Mara Vale is wary of advice and sales sharing the same button. Swiggy’s own investor presentation pairs restaurant growth programs with ad and discount optimization, while its food-delivery business benefits from advertising revenue. That does not make every recommendation bad. It means the assistant should label when Swiggy earns from the action it is proposing and show a no-spend alternative beside it.
Noah’s test is about whether the answer helps tonight. Mara’s is about whether the answer is honest about who benefits. Guru needs both. A fast recommendation is useful only when the owner can see the bill before approving it.
What a good restaurant AI assistant should leave behind
The best version of Guru would make a restaurant’s numbers easier to challenge. Every campaign could have one compact record: the recommendation, reason, expected cost, owner approval, changes made, stop date, final payout effect and any refund or correction. The owner should be able to export it without asking support to reconstruct the history.

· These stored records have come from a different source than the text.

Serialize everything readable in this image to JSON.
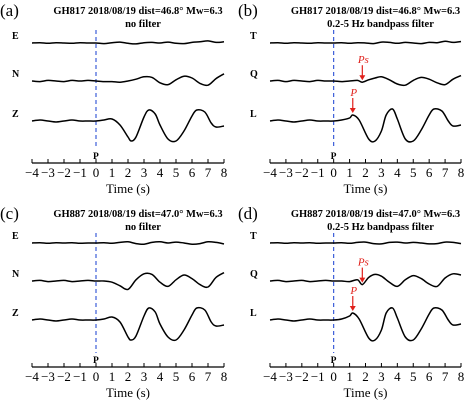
{
  "chart_data": [
    {
      "type": "line",
      "panel_label": "(a)",
      "title": "GH817 2018/08/19 dist=46.8° Mw=6.3",
      "subtitle": "no filter",
      "xlabel": "Time (s)",
      "xlim": [
        -4,
        8
      ],
      "xticks": [
        -4,
        -3,
        -2,
        -1,
        0,
        1,
        2,
        3,
        4,
        5,
        6,
        7,
        8
      ],
      "p_marker": {
        "x": 0,
        "label": "P"
      },
      "series": [
        {
          "name": "E",
          "x": [
            -4,
            -3.5,
            -3,
            -2.5,
            -2,
            -1.5,
            -1,
            -0.5,
            0,
            0.5,
            1,
            1.5,
            2,
            2.5,
            3,
            3.5,
            4,
            4.5,
            5,
            5.5,
            6,
            6.5,
            7,
            7.5,
            8
          ],
          "y": [
            0,
            0.05,
            -0.05,
            0.05,
            0,
            -0.05,
            0.05,
            0,
            0,
            -0.1,
            0.05,
            0.15,
            -0.05,
            -0.15,
            0.05,
            0.1,
            0,
            0.15,
            -0.05,
            -0.1,
            0.1,
            0.2,
            0.35,
            0.1,
            0.2
          ]
        },
        {
          "name": "N",
          "x": [
            -4,
            -3.5,
            -3,
            -2.5,
            -2,
            -1.5,
            -1,
            -0.5,
            0,
            0.5,
            1,
            1.5,
            2,
            2.5,
            3,
            3.5,
            4,
            4.5,
            5,
            5.5,
            6,
            6.5,
            7,
            7.5,
            8
          ],
          "y": [
            0,
            -0.05,
            0.05,
            0,
            -0.05,
            0.05,
            0,
            0.05,
            0,
            -0.05,
            -0.05,
            -0.1,
            0,
            0.15,
            0.35,
            0.3,
            -0.15,
            -0.3,
            0.1,
            0.4,
            0.25,
            -0.2,
            -0.35,
            0.2,
            0.6
          ]
        },
        {
          "name": "Z",
          "x": [
            -4,
            -3.5,
            -3,
            -2.5,
            -2,
            -1.5,
            -1,
            -0.5,
            0,
            0.5,
            1,
            1.5,
            2,
            2.2,
            2.5,
            3,
            3.3,
            3.7,
            4,
            4.5,
            5,
            5.5,
            6,
            6.3,
            6.8,
            7.2,
            7.5,
            8
          ],
          "y": [
            0,
            0.05,
            0,
            -0.05,
            0,
            0.05,
            0,
            0,
            0,
            0.05,
            0.1,
            -0.2,
            -0.8,
            -1,
            -0.8,
            0.2,
            0.55,
            0.35,
            -0.2,
            -0.9,
            -1,
            -0.5,
            0.25,
            0.55,
            0.45,
            -0.1,
            -0.3,
            -0.25
          ]
        }
      ]
    },
    {
      "type": "line",
      "panel_label": "(b)",
      "title": "GH817 2018/08/19 dist=46.8° Mw=6.3",
      "subtitle": "0.2-5 Hz bandpass filter",
      "xlabel": "Time (s)",
      "xlim": [
        -4,
        8
      ],
      "xticks": [
        -4,
        -3,
        -2,
        -1,
        0,
        1,
        2,
        3,
        4,
        5,
        6,
        7,
        8
      ],
      "p_marker": {
        "x": 0,
        "label": "P"
      },
      "annotations": [
        {
          "label": "Ps",
          "x": 1.8,
          "trace": "Q"
        },
        {
          "label": "P",
          "x": 1.2,
          "trace": "L"
        }
      ],
      "series": [
        {
          "name": "T",
          "x": [
            -4,
            -3.5,
            -3,
            -2.5,
            -2,
            -1.5,
            -1,
            -0.5,
            0,
            0.5,
            1,
            1.5,
            2,
            2.5,
            3,
            3.5,
            4,
            4.5,
            5,
            5.5,
            6,
            6.5,
            7,
            7.5,
            8
          ],
          "y": [
            0,
            0.05,
            -0.05,
            0.05,
            0,
            -0.05,
            0.05,
            0,
            0,
            0.05,
            -0.05,
            0.05,
            0,
            -0.1,
            0.15,
            0.1,
            -0.05,
            0.1,
            0,
            -0.1,
            0.1,
            0.05,
            0.3,
            0.1,
            0.25
          ]
        },
        {
          "name": "Q",
          "x": [
            -4,
            -3.5,
            -3,
            -2.5,
            -2,
            -1.5,
            -1,
            -0.5,
            0,
            0.5,
            1,
            1.5,
            1.8,
            2.2,
            2.6,
            3,
            3.5,
            4,
            4.5,
            5,
            5.5,
            6,
            6.5,
            7,
            7.5,
            8
          ],
          "y": [
            0,
            0.05,
            -0.05,
            0.05,
            0,
            -0.05,
            0.05,
            0,
            0,
            -0.05,
            0,
            0.05,
            -0.1,
            0.1,
            0.25,
            0.35,
            0.1,
            -0.25,
            -0.35,
            0.05,
            0.3,
            0.15,
            -0.15,
            -0.3,
            0.15,
            0.45
          ]
        },
        {
          "name": "L",
          "x": [
            -4,
            -3.5,
            -3,
            -2.5,
            -2,
            -1.5,
            -1,
            -0.5,
            0,
            0.5,
            1,
            1.2,
            1.6,
            2.2,
            2.6,
            3,
            3.3,
            3.7,
            4,
            4.5,
            5,
            5.5,
            6,
            6.3,
            6.8,
            7.2,
            7.5,
            8
          ],
          "y": [
            0,
            0.05,
            0,
            -0.05,
            0,
            0.05,
            0,
            0,
            0,
            0.05,
            0.15,
            0.3,
            0.05,
            -0.9,
            -1,
            -0.5,
            0.3,
            0.6,
            0.1,
            -0.9,
            -1,
            -0.45,
            0.3,
            0.6,
            0.5,
            0,
            -0.25,
            -0.2
          ]
        }
      ]
    },
    {
      "type": "line",
      "panel_label": "(c)",
      "title": "GH887 2018/08/19 dist=47.0° Mw=6.3",
      "subtitle": "no filter",
      "xlabel": "Time (s)",
      "xlim": [
        -4,
        8
      ],
      "xticks": [
        -4,
        -3,
        -2,
        -1,
        0,
        1,
        2,
        3,
        4,
        5,
        6,
        7,
        8
      ],
      "p_marker": {
        "x": 0,
        "label": "P"
      },
      "series": [
        {
          "name": "E",
          "x": [
            -4,
            -3.5,
            -3,
            -2.5,
            -2,
            -1.5,
            -1,
            -0.5,
            0,
            0.5,
            1,
            1.5,
            2,
            2.5,
            3,
            3.5,
            4,
            4.5,
            5,
            5.5,
            6,
            6.5,
            7,
            7.5,
            8
          ],
          "y": [
            0,
            0.05,
            -0.05,
            0.05,
            0,
            0.05,
            -0.05,
            0,
            0,
            0.05,
            -0.05,
            0.1,
            0.2,
            -0.1,
            -0.2,
            0.1,
            0.2,
            0,
            0.15,
            0,
            -0.2,
            -0.1,
            0.2,
            0.1,
            -0.15
          ]
        },
        {
          "name": "N",
          "x": [
            -4,
            -3.5,
            -3,
            -2.5,
            -2,
            -1.5,
            -1,
            -0.5,
            0,
            0.5,
            1,
            1.5,
            2,
            2.5,
            3,
            3.5,
            4,
            4.5,
            5,
            5.5,
            6,
            6.5,
            7,
            7.5,
            8
          ],
          "y": [
            0,
            0.05,
            -0.05,
            0,
            0.05,
            -0.05,
            0,
            0.05,
            0,
            0,
            -0.1,
            -0.4,
            -0.7,
            0.1,
            0.6,
            0.55,
            -0.1,
            -0.45,
            0.1,
            0.5,
            0.2,
            -0.3,
            -0.5,
            0.3,
            0.7
          ]
        },
        {
          "name": "Z",
          "x": [
            -4,
            -3.5,
            -3,
            -2.5,
            -2,
            -1.5,
            -1,
            -0.5,
            0,
            0.5,
            1,
            1.5,
            2,
            2.2,
            2.5,
            3,
            3.3,
            3.7,
            4,
            4.5,
            5,
            5.5,
            6,
            6.3,
            6.8,
            7.2,
            7.5,
            8
          ],
          "y": [
            0,
            0.05,
            0,
            -0.05,
            0,
            0.05,
            0,
            0,
            0,
            0.05,
            0.15,
            -0.1,
            -0.85,
            -1,
            -0.8,
            0.2,
            0.6,
            0.4,
            -0.2,
            -0.85,
            -1,
            -0.5,
            0.25,
            0.6,
            0.5,
            -0.1,
            -0.3,
            -0.25
          ]
        }
      ]
    },
    {
      "type": "line",
      "panel_label": "(d)",
      "title": "GH887 2018/08/19 dist=47.0° Mw=6.3",
      "subtitle": "0.2-5 Hz bandpass filter",
      "xlabel": "Time (s)",
      "xlim": [
        -4,
        8
      ],
      "xticks": [
        -4,
        -3,
        -2,
        -1,
        0,
        1,
        2,
        3,
        4,
        5,
        6,
        7,
        8
      ],
      "p_marker": {
        "x": 0,
        "label": "P"
      },
      "annotations": [
        {
          "label": "Ps",
          "x": 1.8,
          "trace": "Q"
        },
        {
          "label": "P",
          "x": 1.2,
          "trace": "L"
        }
      ],
      "series": [
        {
          "name": "T",
          "x": [
            -4,
            -3.5,
            -3,
            -2.5,
            -2,
            -1.5,
            -1,
            -0.5,
            0,
            0.5,
            1,
            1.5,
            2,
            2.5,
            3,
            3.5,
            4,
            4.5,
            5,
            5.5,
            6,
            6.5,
            7,
            7.5,
            8
          ],
          "y": [
            0,
            0.05,
            -0.05,
            0.05,
            0,
            0.05,
            -0.05,
            0,
            0,
            0.05,
            -0.05,
            0.1,
            0.15,
            -0.1,
            -0.15,
            0.1,
            0.15,
            0,
            0.1,
            0,
            -0.15,
            -0.1,
            0.15,
            0.1,
            -0.1
          ]
        },
        {
          "name": "Q",
          "x": [
            -4,
            -3.5,
            -3,
            -2.5,
            -2,
            -1.5,
            -1,
            -0.5,
            0,
            0.5,
            1,
            1.5,
            1.8,
            2.2,
            2.6,
            3,
            3.5,
            4,
            4.5,
            5,
            5.5,
            6,
            6.5,
            7,
            7.5,
            8
          ],
          "y": [
            0,
            0.05,
            -0.05,
            0,
            0.05,
            -0.05,
            0,
            0.05,
            0,
            0,
            -0.05,
            0.1,
            -0.3,
            0.3,
            0.55,
            0.4,
            -0.1,
            -0.45,
            0.1,
            0.45,
            0.2,
            -0.25,
            -0.45,
            0.25,
            0.6,
            0.5
          ]
        },
        {
          "name": "L",
          "x": [
            -4,
            -3.5,
            -3,
            -2.5,
            -2,
            -1.5,
            -1,
            -0.5,
            0,
            0.5,
            1,
            1.2,
            1.6,
            2.2,
            2.6,
            3,
            3.3,
            3.7,
            4,
            4.5,
            5,
            5.5,
            6,
            6.3,
            6.8,
            7.2,
            7.5,
            8
          ],
          "y": [
            0,
            0.05,
            0,
            -0.05,
            0,
            0.05,
            0,
            0,
            0,
            0.05,
            0.2,
            0.35,
            0.05,
            -0.9,
            -1,
            -0.5,
            0.35,
            0.6,
            0.1,
            -0.85,
            -1,
            -0.45,
            0.3,
            0.6,
            0.5,
            0,
            -0.25,
            -0.2
          ]
        }
      ]
    }
  ]
}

Its multilingual answers should preserve the numbers and the uncertainty. “Orders may rise” is different from “profit will rise.” A translated recommendation should not become more confident than the underlying evidence, and a spoken approval should resolve into the same visible budget and end date as a typed one.
Swiggy has put a potentially useful assistant in reach of neighborhood kitchens that will never hire a data analyst. The hard part is already sitting inside the product: Guru can see orders, campaigns and payouts together. Now it has to resist grading itself on the easiest number.
For a restaurant owner, more orders are not the finish line. A clean payout, understood before closing time, is much closer.